What I am interested in from a non-speculative standpoint are those places that mathematics *diverges* from the physical world, i.e. those places in which mathematics describes something that is very clearly not physically possible. Now, this obviously does not mean any instance of infinity since, as an example, infinity is necessary to resolve such physical paradoxes as those conjectured by Zeno. But there *are* instances where mathematics in some infinite limit ends up describing something that is not physically possible. There are probably plenty of examples that don't involve infinity.
More succinctly, is this divergence necessarily always a discrete point or can it be continuous? For instance, take something simple like a set whose elements represent some physical object (perhaps we're simply numbering these objects and the numbers are the elements of the set). Call the number of elements N. As long as N is finite, it is presumably physically possible (regardless of how unlikely that may be) to realize N of these objects.
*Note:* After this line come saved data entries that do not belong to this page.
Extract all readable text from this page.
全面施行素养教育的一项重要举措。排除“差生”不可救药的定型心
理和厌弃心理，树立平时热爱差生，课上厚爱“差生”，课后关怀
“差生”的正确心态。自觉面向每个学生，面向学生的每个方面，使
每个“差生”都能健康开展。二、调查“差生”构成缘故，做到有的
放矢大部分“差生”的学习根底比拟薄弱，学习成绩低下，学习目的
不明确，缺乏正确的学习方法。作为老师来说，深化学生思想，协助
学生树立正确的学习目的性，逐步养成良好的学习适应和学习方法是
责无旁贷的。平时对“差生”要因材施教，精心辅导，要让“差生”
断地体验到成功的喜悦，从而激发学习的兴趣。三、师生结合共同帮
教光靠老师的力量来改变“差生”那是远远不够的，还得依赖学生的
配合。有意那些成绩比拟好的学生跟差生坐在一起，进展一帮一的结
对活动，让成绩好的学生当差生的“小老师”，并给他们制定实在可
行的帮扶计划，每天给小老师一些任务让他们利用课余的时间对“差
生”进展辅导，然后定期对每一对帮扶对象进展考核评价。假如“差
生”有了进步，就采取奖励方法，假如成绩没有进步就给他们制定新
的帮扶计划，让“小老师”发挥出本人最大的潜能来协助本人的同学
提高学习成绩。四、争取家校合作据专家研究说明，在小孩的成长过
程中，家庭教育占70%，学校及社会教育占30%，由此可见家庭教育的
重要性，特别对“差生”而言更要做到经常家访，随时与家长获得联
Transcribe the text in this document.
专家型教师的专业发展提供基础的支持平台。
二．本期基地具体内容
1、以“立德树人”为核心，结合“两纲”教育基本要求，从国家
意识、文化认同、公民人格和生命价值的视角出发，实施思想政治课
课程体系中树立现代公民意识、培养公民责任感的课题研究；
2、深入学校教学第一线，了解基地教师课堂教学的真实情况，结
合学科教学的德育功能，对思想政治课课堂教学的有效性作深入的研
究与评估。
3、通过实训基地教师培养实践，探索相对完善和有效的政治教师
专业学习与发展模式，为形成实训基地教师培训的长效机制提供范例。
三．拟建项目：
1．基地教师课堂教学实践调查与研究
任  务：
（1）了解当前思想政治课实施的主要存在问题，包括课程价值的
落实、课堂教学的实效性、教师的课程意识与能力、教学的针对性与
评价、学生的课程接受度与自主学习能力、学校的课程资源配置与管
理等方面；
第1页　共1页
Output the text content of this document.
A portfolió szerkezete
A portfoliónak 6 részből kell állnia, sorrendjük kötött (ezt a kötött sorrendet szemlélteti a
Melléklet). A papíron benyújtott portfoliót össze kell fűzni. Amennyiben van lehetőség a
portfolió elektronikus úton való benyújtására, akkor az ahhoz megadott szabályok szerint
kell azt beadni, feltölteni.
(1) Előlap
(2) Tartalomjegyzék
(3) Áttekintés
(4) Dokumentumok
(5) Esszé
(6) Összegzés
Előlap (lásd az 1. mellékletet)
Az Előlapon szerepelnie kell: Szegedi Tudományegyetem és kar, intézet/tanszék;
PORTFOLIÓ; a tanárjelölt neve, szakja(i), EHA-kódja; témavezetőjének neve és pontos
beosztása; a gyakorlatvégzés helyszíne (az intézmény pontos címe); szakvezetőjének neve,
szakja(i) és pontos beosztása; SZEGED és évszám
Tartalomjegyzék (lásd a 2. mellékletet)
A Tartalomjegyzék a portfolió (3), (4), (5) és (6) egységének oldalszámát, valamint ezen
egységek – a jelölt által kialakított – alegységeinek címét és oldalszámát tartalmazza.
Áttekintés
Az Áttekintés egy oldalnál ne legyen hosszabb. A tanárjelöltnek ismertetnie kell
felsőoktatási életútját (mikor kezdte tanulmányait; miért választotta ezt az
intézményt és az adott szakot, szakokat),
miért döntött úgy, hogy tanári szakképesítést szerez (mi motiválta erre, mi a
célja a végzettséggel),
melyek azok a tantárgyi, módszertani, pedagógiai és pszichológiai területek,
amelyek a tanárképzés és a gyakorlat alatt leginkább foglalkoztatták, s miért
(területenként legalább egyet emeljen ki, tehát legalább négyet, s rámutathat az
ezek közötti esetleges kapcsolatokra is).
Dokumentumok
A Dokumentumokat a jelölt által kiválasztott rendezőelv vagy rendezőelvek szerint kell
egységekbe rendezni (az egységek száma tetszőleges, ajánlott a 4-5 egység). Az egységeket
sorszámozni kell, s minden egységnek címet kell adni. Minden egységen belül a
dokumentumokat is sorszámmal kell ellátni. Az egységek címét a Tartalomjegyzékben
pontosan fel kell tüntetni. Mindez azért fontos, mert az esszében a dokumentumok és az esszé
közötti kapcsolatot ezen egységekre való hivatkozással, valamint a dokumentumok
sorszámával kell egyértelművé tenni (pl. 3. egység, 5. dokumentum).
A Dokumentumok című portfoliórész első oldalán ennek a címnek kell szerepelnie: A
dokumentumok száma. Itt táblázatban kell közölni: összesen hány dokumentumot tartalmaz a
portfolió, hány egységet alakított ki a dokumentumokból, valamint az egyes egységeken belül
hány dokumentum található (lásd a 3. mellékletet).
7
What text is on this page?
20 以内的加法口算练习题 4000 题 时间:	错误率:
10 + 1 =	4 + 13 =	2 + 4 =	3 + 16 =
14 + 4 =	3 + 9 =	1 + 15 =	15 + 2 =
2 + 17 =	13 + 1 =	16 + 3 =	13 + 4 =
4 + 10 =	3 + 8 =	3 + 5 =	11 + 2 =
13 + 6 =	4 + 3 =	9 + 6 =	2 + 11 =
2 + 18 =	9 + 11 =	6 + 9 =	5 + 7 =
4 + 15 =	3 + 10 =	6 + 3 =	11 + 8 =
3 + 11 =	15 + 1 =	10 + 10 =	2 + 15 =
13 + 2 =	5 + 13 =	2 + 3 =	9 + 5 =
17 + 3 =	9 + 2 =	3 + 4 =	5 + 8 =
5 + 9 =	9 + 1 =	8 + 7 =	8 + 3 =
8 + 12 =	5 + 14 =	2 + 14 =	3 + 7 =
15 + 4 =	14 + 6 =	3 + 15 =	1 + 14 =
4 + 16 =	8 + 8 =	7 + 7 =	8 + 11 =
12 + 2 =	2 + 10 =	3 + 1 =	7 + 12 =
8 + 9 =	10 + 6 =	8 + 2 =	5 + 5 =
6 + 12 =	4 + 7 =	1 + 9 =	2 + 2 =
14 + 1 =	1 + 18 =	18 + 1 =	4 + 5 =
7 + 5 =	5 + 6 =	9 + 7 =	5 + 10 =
But in the infinite limit it is *not* possible if both the universe and these objects possess a finite, non-zero volume.
Incidentally, could this be one way to talk about the many-worlds interpretation? In other words, maybe math diverges from a single physical universe and only perfectly matches reality if there are an infinite number of parallel universes (e.g. limits to infinity such as the one just mentioned could be physically realizable in this case). This would get at the heart of whether mathematics is discovered or invented. If it is always true that it diverges somewhere and that either there's only one universe or it can be shown that it still diverges even with an infinite number of them, then it seems as if it would be invented. Otherwise it could be discovered.
One motivation for this is the Quine-Putnam indispensability argument which basically says that if we believe in the concreteness of the physical theories described by mathematical objects then we also ought to believe in the concreteness of those mathematical objects themselves.
I am very curious to get some thoughts on this from people.